§2. Justification des
méthodes et techniques de collecte et d'analyse des données
A. Justification du cadre méthodologique
Le choix des méthodes et techniques utilisées
dans ce travail se justifie par la nature même de la problématique
étudiée. La fiscalisation des activités et services
numériques à destination de la République
Démocratique du Congo est une matière récente, complexe et
multidimensionnelle, qui exige à la fois une lecture interne des textes
juridiques congolais et une ouverture comparative vers les expériences
étrangères. C'est pourquoi nous avons retenu la combinaison de
l'herméneutique juridique et de la méthode comparée.
L'herméneutique juridique s'imposait dans la mesure
où notre point de départ est constitué par des textes
normatifs précis, tels que l'ordonnance-loi n°23/010 du 13 mars
2023 portant code du numérique, la loi de finances 2025 et la
Constitution de la République. L'interprétation de ces
instruments est indispensable pour en dégager le sens, en
apprécier la portée et en identifier les limites pratiques. Cette
méthode permet de confronter la lettre de la loi aux
réalités observées sur le terrain, notamment à
Lubumbashi et Kinshasa, où nous avons constaté que plusieurs
services numériques sont consommés sans que les prestataires
étrangers soient matériellement implantés.
La méthode comparée, quant à elle, se
justifie par la nécessité de ne pas enfermer l'analyse dans le
seul cadre congolais. Les défis de la fiscalisation du numérique
se posent dans de nombreux pays, et plusieurs États africains (Kenya,
Zambie, Zimbabwe, Bénin, Niger, Nigeria, Rwanda) ont déjà
adopté des solutions spécifiques. En confrontant ces
expériences aux dispositions congolaises, nous avons pu mettre en
évidence les ressemblances et les différences, mais surtout
dégager des pistes d'inspiration adaptées au contexte national.
Cette démarche comparative est d'autant plus pertinente que la RDC
partage avec ces pays des réalités institutionnelles et
économiques proches, ce qui rend leurs solutions transposables.
Sur le plan technique, le recours à la technique
documentaire se justifie par la nécessité de mobiliser un corpus
varié de sources : lois fiscales, thèses, ouvrages
spécialisés, rapports d'organisations internationales et
études doctrinales.

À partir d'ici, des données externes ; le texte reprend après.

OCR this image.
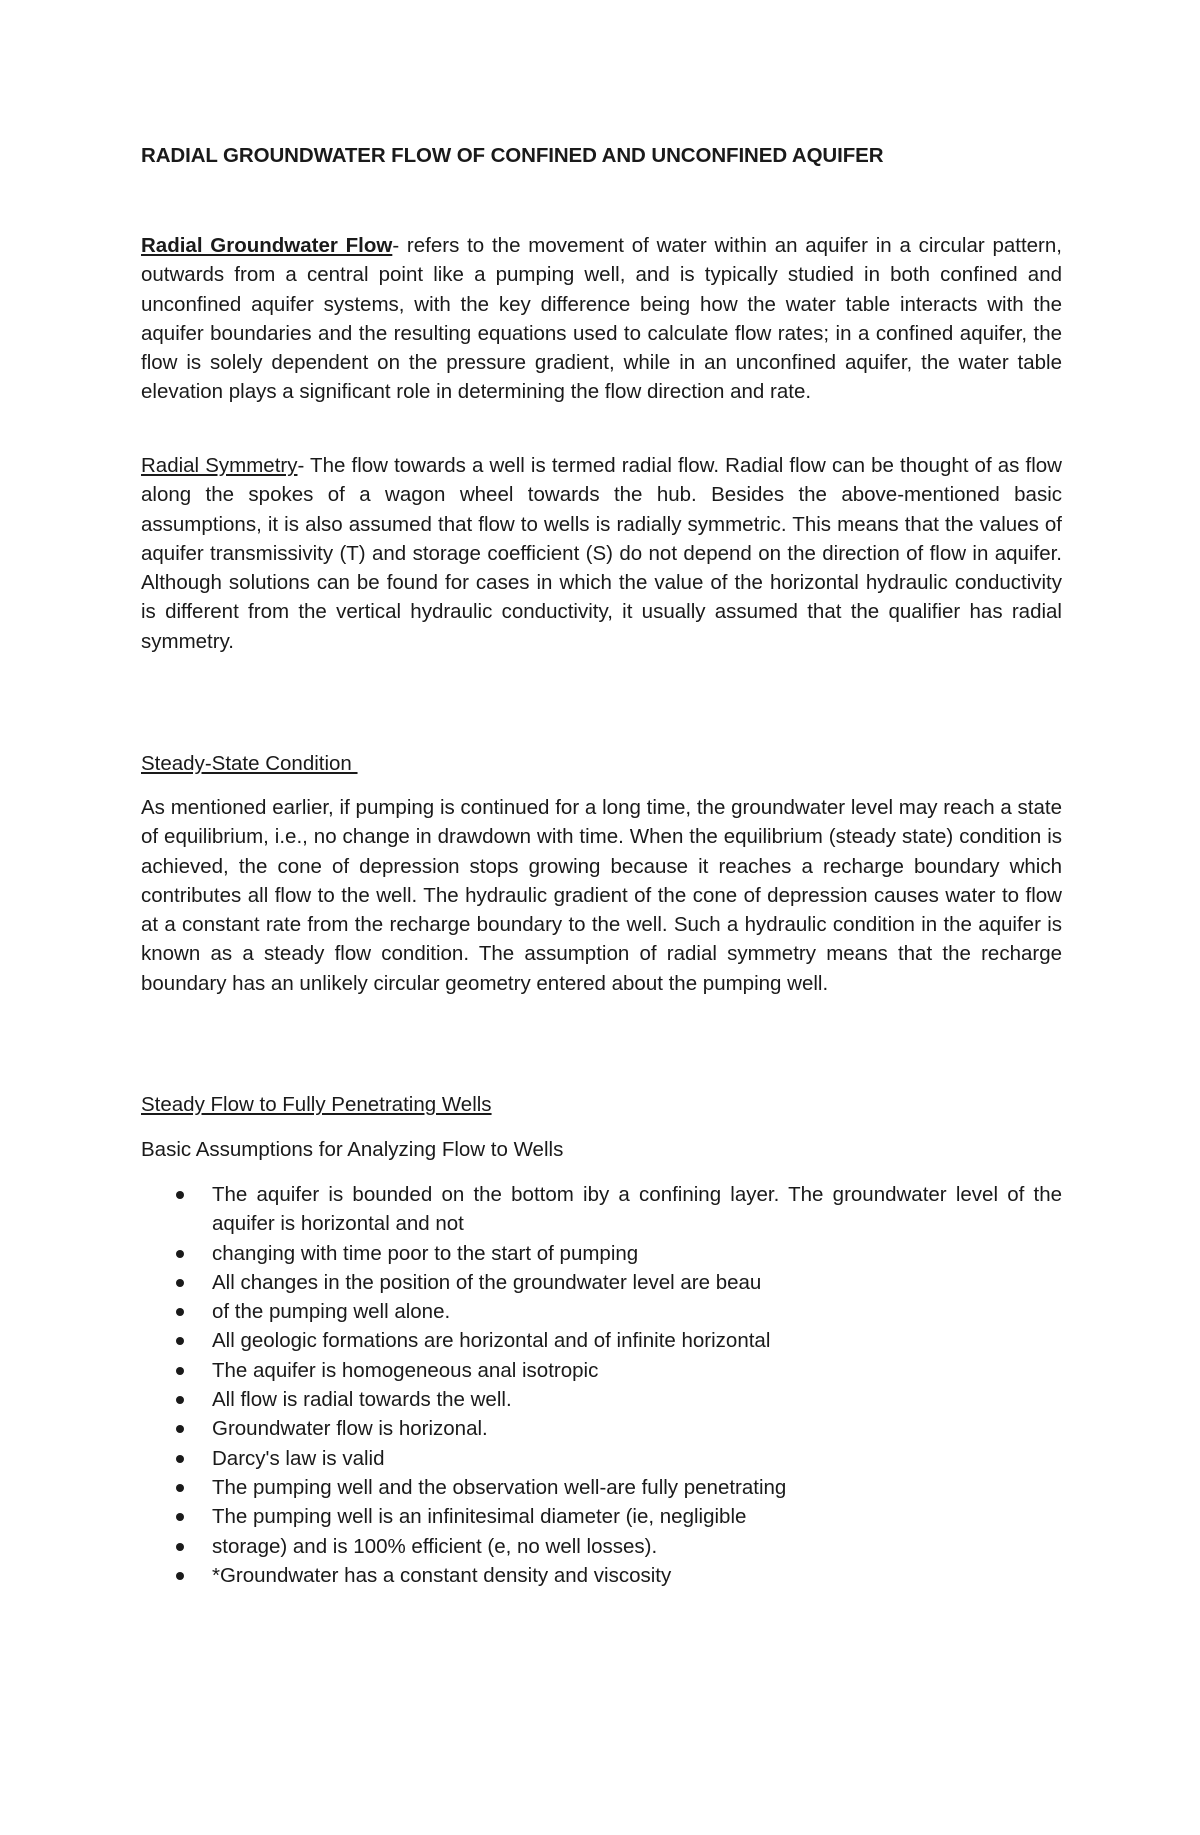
RADIAL GROUNDWATER FLOW OF CONFINED AND UNCONFINED AQUIFER

Radial Groundwater Flow- refers to the movement of water within an aquifer in a circular pattern, outwards from a central point like a pumping well, and is typically studied in both confined and unconfined aquifer systems, with the key difference being how the water table interacts with the aquifer boundaries and the resulting equations used to calculate flow rates; in a confined aquifer, the flow is solely dependent on the pressure gradient, while in an unconfined aquifer, the water table elevation plays a significant role in determining the flow direction and rate.

Radial Symmetry- The flow towards a well is termed radial flow. Radial flow can be thought of as flow along the spokes of a wagon wheel towards the hub. Besides the above-mentioned basic assumptions, it is also assumed that flow to wells is radially symmetric. This means that the values of aquifer transmissivity (T) and storage coefficient (S) do not depend on the direction of flow in aquifer. Although solutions can be found for cases in which the value of the horizontal hydraulic conductivity is different from the vertical hydraulic conductivity, it usually assumed that the qualifier has radial symmetry.

Steady-State Condition

As mentioned earlier, if pumping is continued for a long time, the groundwater level may reach a state of equilibrium, i.e., no change in drawdown with time. When the equilibrium (steady state) condition is achieved, the cone of depression stops growing because it reaches a recharge boundary which contributes all flow to the well. The hydraulic gradient of the cone of depression causes water to flow at a constant rate from the recharge boundary to the well. Such a hydraulic condition in the aquifer is known as a steady flow condition. The assumption of radial symmetry means that the recharge boundary has an unlikely circular geometry entered about the pumping well.

Steady Flow to Fully Penetrating Wells
Basic Assumptions for Analyzing Flow to Wells
The aquifer is bounded on the bottom iby a confining layer. The groundwater level of the aquifer is horizontal and not
changing with time poor to the start of pumping
All changes in the position of the groundwater level are beau
of the pumping well alone.
All geologic formations are horizontal and of infinite horizontal
The aquifer is homogeneous anal isotropic
All flow is radial towards the well.
Groundwater flow is horizonal.
Darcy's law is valid
The pumping well and the observation well-are fully penetrating
The pumping well is an infinitesimal diameter (ie, negligible
storage) and is 100% efficient (e, no well losses).
*Groundwater has a constant density and viscosity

Ces documents constituent la base scientifique
indispensable pour comprendre les enjeux et situer la RDC dans le débat
mondial. La technique d'entretien libre s'est également imposée,
car la fiscalisation du numérique implique plusieurs acteurs dont les
perceptions et expériences enrichissent l'analyse : l'administration
fiscale (DGI), les banques commerciales, le ministère du
numérique et les professionnels des nouvelles technologies. Les
entretiens menés à Kinshasa et Lubumbashi ont permis de
recueillir des données empiriques sur les difficultés de
recouvrement, le rôle des banques dans la traçabilité des
paiements, et les solutions techniques envisageables pour une fiscalité
efficace.
En définitive, la combinaison de ces méthodes et
techniques répond à une double exigence : assurer la rigueur
scientifique par l'interprétation des textes et la comparaison
internationale, et garantir la pertinence pratique par l'observation empirique
et la consultation des acteurs clés.